For many patients with severe to profound hearing impairment, there are several types of middle-ear and inner-ear implants that can restore a sense of partial or full hearing. For example, cochlear implants can restore some sense of hearing by direct electrical stimulation of the neural tissue of the inner ear or cochlea. The cochlear implant typically includes an electrode carrier having an electrode lead and an electrode array, which is threaded into the cochlea. The electrode array usually includes multiple electrodes on its surface that electrically stimulate auditory nerve tissue with small currents delivered by the electrodes distributed along the electrode array. These electrodes are typically located toward the end of the electrode carrier and are in electrical communication with an electronics module that produces an electrical stimulation signal for the implanted electrodes to stimulate the cochlea.
One of the important steps in cochlear implant surgery is the insertion of the electrode array into the scala tympani of the cochlea. In some cases, this insertion process can be disrupted when the continuous movement of the electrode carrier into the cochlea gets disturbed due to increased frictional forces between the cochlea wall and the electrode array, or due to small obstacles preventing the electrode carrier from smoothly moving along the insertion path. In both cases, the electrode carrier may become damaged if it is excessively bent when being pushed further inside the cochlea while the tip or other parts of the electrode carrier are prevented from moving forward. Furthermore, x-ray microscopy studies by Hüttenbrink et al. allowed a visualization of the frictional behaviour of electrodes in the inner ear and revealed that in some cases there might be the danger of kinking of the electrode carrier inside of the scala tympani. A subsequent contact pressure between electrode and basilar membrane which may lead to rupture of the basilar membrane is very likely to damage anatomical structures of the inner ear and destroy residual hearing. Such damage is not acceptable with the latest trends in Electric Acoustic Stimulation (EAS) technology and cochlear implant surgery to preserve any residual hearing.

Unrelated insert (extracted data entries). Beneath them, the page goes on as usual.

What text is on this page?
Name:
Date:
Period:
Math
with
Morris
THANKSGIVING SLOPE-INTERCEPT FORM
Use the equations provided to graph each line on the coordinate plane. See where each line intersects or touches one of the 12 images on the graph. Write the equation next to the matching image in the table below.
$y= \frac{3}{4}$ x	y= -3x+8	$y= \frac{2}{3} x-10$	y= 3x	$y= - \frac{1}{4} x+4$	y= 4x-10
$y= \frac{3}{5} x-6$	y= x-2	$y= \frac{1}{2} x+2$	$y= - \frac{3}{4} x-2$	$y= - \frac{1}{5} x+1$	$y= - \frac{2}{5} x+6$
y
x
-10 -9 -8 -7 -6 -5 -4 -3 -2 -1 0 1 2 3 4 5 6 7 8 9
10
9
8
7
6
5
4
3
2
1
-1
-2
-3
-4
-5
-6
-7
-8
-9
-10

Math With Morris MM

To minimize these problems, lubricating substances are sometimes used on the electrode carrier to reduce the frictional forces between electrode carrier and the cochlea. However, it is questionable whether these lubricating substances are able to prevent typically occurring problems during the insertion process and currently have not become a commonly accepted clinical practice.
Another issue which is observed in cochlear implant surgery is the floppiness of the electrode carrier in the mastoidectomy and posterior tympanatomy which may make it difficult to guide the electrode carrier to the cochleostomy or round window without picking up blood or other fluids from the surrounding tissues. A contamination of the electrode carrier with blood represents another potential hazard to the residual hearing of patients.
U.S. Patent Application Publication No. 2007/0225787 to Simaan et. al. (“Simaan”) teaches active-bending electrodes and corresponding insertion systems for inserting same. In this context, an electrode applicator is mentioned which reduces the frictional forces as the electrode traverses the inner ear by applying vibrations to the electrode array. However, the insertion systems disclosed therein include a controller located remotely, making the systems bigger and more unwieldy. In addition, Simaan fails to provide any teachings on how, and by what mechanism, the insertion system generates the vibrations in the electrode array.